Jackson was interested in understanding the properties that distinguish early retinal progenitors from their late counterparts and their potential to generate early and late born neurons. Using co-culture and transplantation approaches,Jackson demonstrated that contrary to previously held notion, the late retinal stem cells/progenitors are not irreversibly committed to generate late born neurons but may appear as such under the constraints dictated by their niche. Therefore, given the conducive environment they can differentiate into early born neurons. Using transcription profiling and perturbation of function analyses,Jackson showed that the two populations of retinal stem cells/progenitors are distinct in their molecular make-up and utilize intracellular signaling, such as that initiated by Notch receptor, towards different ends. While early retinal stem cells/progenitors use Notch signaling to keep them uncommitted, their late counterparts require it to differentiate into Muller glia. In addition, he observed that the chromatin remodeling ATPase, Brm constitutes an integral part of the differentiation program in the developing retina.
Xing's interest was in therapeutic application of retinal stem cells/progenitors. She was interested in identifying alternative renewable sources of retinal progenitors. Based on the notion that embryonic ectoderm possesses default neural potential, Xing demonstrated that stem cells/progenitors in limbus of the adult eye, when removed from the niche, can generate multipotential neural progenitors. She has shown that these cells can differentiate into retinal neurons in vitro and in vivo. In addition, her works demonstrate that these cells can also be use as reagents for treating Parkinson's disease as they have the potential to differentiate into dopaminergic neurons. This alternative renewable source of neural progenitors raises the prospect of autologous stem cell therapy to treat neurodegenerative diseases. Xing has also demonstrated that embryonic stem cells can also be used as a source for generating retinal neurons; ES cell-derived neural progenitors can differentiate into rod photoreceptors and bipolar cells when they are cultured along with neonatal retinal cells. Recently, Xing demonstrated the presence of growth factor-responsive neural progenitors in the periphery of postnatal retina, providing an evidence for the existence of a vestige of the ciliary margin zone, found in amphibians and teleosts, in the mammalian retina.
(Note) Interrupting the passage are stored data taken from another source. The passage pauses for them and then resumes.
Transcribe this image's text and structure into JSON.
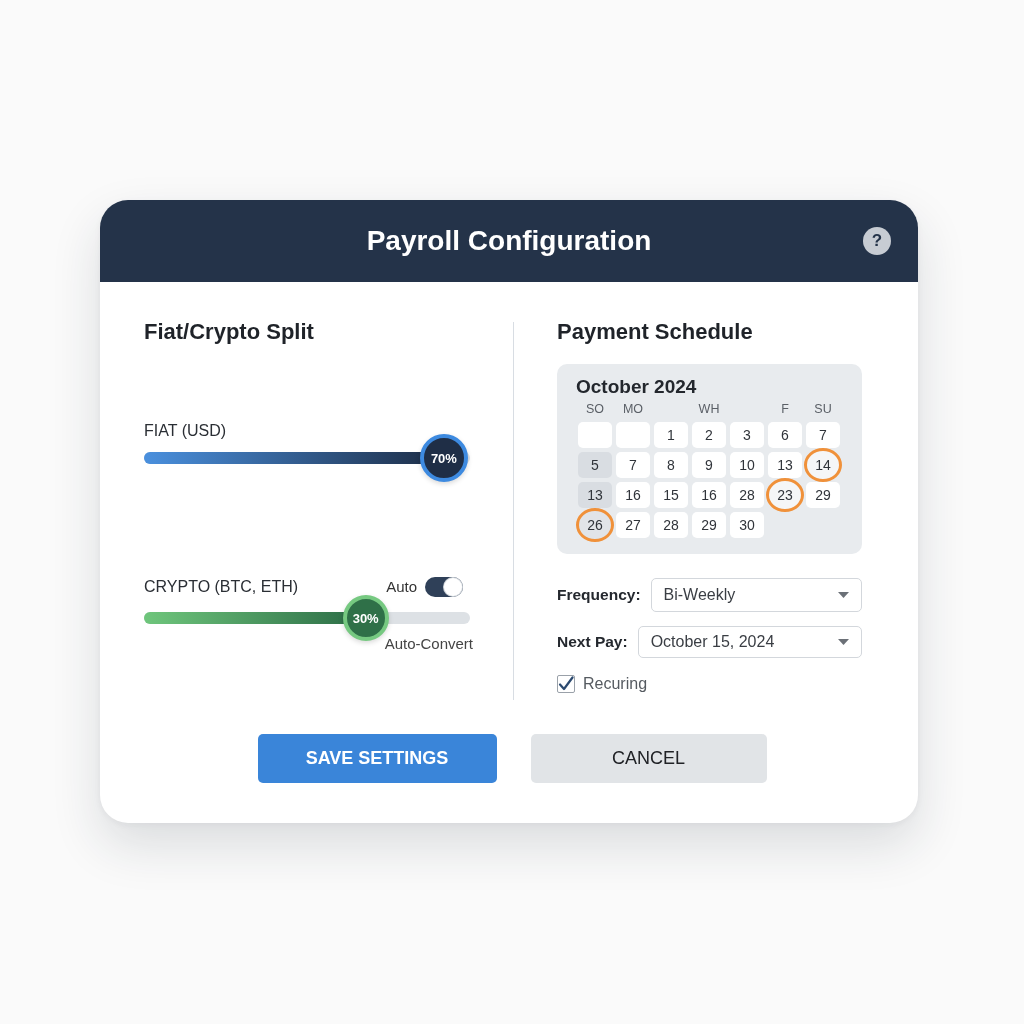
{
  "window": {
    "title": "Payroll Configuration",
    "help": "?"
  },
  "split": {
    "title": "Fiat/Crypto Split",
    "sliders": [
      {
        "kind": "fiat",
        "label": "FIAT (USD)",
        "level": 0.92,
        "reading": "70%"
      },
      {
        "kind": "crypto",
        "label": "CRYPTO (BTC, ETH)",
        "level": 0.68,
        "reading": "30%",
        "toggle": {
          "label": "Auto",
          "on": true
        },
        "caption": "Auto-Convert"
      }
    ]
  },
  "schedule": {
    "title": "Payment Schedule",
    "calendar": {
      "month": "October 2024",
      "weekdays": [
        {
          "kind": "label",
          "label": "SO"
        },
        {
          "kind": "label",
          "label": "MO"
        },
        {
          "kind": "gap"
        },
        {
          "kind": "label",
          "label": "WH"
        },
        {
          "kind": "gap"
        },
        {
          "kind": "label",
          "label": "F"
        },
        {
          "kind": "label",
          "label": "SU"
        }
      ],
      "rows": [
        [
          {
            "kind": "empty",
            "circled": false
          },
          {
            "kind": "empty",
            "circled": false
          },
          {
            "kind": "day",
            "label": "1",
            "circled": false
          },
          {
            "kind": "day",
            "label": "2",
            "circled": false
          },
          {
            "kind": "day",
            "label": "3",
            "circled": false
          },
          {
            "kind": "day",
            "label": "6",
            "circled": false
          },
          {
            "kind": "day",
            "label": "7",
            "circled": false
          }
        ],
        [
          {
            "kind": "shaded",
            "label": "5",
            "circled": false
          },
          {
            "kind": "day",
            "label": "7",
            "circled": false
          },
          {
            "kind": "day",
            "label": "8",
            "circled": false
          },
          {
            "kind": "day",
            "label": "9",
            "circled": false
          },
          {
            "kind": "day",
            "label": "10",
            "circled": false
          },
          {
            "kind": "day",
            "label": "13",
            "circled": false
          },
          {
            "kind": "day",
            "label": "14",
            "circled": true
          }
        ],
        [
          {
            "kind": "shaded",
            "label": "13",
            "circled": false
          },
          {
            "kind": "day",
            "label": "16",
            "circled": false
          },
          {
            "kind": "day",
            "label": "15",
            "circled": false
          },
          {
            "kind": "day",
            "label": "16",
            "circled": false
          },
          {
            "kind": "day",
            "label": "28",
            "circled": false
          },
          {
            "kind": "day",
            "label": "23",
            "circled": true
          },
          {
            "kind": "day",
            "label": "29",
            "circled": false
          }
        ],
        [
          {
            "kind": "shaded",
            "label": "26",
            "circled": true
          },
          {
            "kind": "day",
            "label": "27",
            "circled": false
          },
          {
            "kind": "day",
            "label": "28",
            "circled": false
          },
          {
            "kind": "day",
            "label": "29",
            "circled": false
          },
          {
            "kind": "day",
            "label": "30",
            "circled": false
          }
        ]
      ]
    },
    "fields": [
      {
        "label": "Frequency:",
        "value": "Bi-Weekly"
      },
      {
        "label": "Next Pay:",
        "value": "October 15, 2024"
      }
    ],
    "recurring": {
      "label": "Recuring",
      "checked": true
    }
  },
  "buttons": [
    {
      "kind": "primary",
      "label": "SAVE SETTINGS"
    },
    {
      "kind": "secondary",
      "label": "CANCEL"
    }
  ]
}
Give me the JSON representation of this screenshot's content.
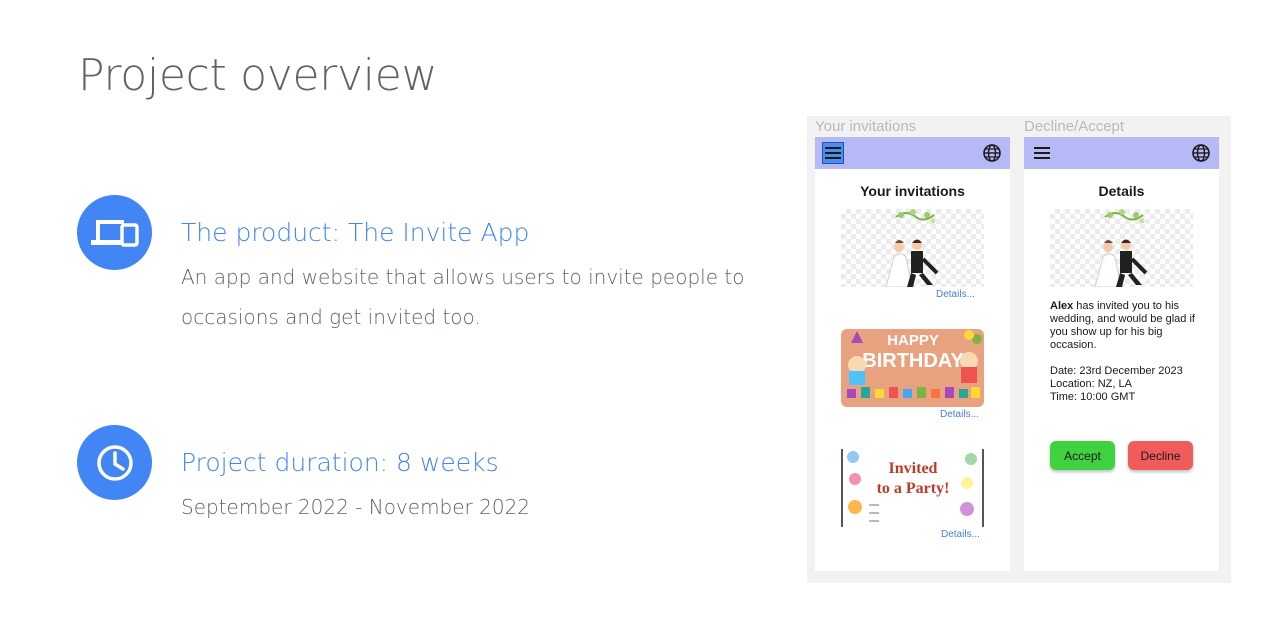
{
  "page": {
    "title": "Project overview"
  },
  "product": {
    "heading": "The product: The Invite App",
    "description": "An app and website that allows users to invite people to occasions and get invited too.",
    "icon": "devices-icon"
  },
  "duration": {
    "heading": "Project duration: 8 weeks",
    "dates": "September 2022 - November 2022",
    "icon": "clock-icon"
  },
  "mockup": {
    "left_screen": {
      "caption": "Your invitations",
      "title": "Your invitations",
      "cards": [
        {
          "link": "Details..."
        },
        {
          "link": "Details...",
          "art_text_1": "HAPPY",
          "art_text_2": "BIRTHDAY"
        },
        {
          "link": "Details...",
          "art_text_1": "Invited",
          "art_text_2": "to a Party!"
        }
      ]
    },
    "right_screen": {
      "caption": "Decline/Accept",
      "title": "Details",
      "invite_name": "Alex",
      "invite_message": " has invited you to his wedding, and would be glad if you show up for his big occasion.",
      "date": "Date: 23rd December 2023",
      "location": "Location: NZ, LA",
      "time": "Time: 10:00 GMT",
      "accept_label": "Accept",
      "decline_label": "Decline"
    }
  },
  "colors": {
    "accent": "#4285f4",
    "text": "#5f6368",
    "appbar": "#b5b9f5",
    "accept": "#3fd13f",
    "decline": "#f05b5b"
  }
}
Dhammika was interested in the regulation of Wnt signaling in retinal stem cells/progenitors. She cloned transcripts corresponding to Wise1 from the rat retina. Wise1 encodes a secretary protein that influences the binding of Wnts with Frizzled receptors. Dhammika showed that the levels of Wise1 expression correspond to the temporal aspects of differentiation in the developing retina and increase when enriched retinal stem cells/progenitors are placed in differentiation conditions, both observations suggested that Wise1 participates the differentiation of retinal stem cells/progenitors. Dhammika and Ani have observed that one of the mechanisms by which Wise1 may influence differentiation is by attenuating Wnt signaling. This may involve Wise1-dependent interference in Wnt-Frizzled interactions, compromising the canonical Wnt pathway.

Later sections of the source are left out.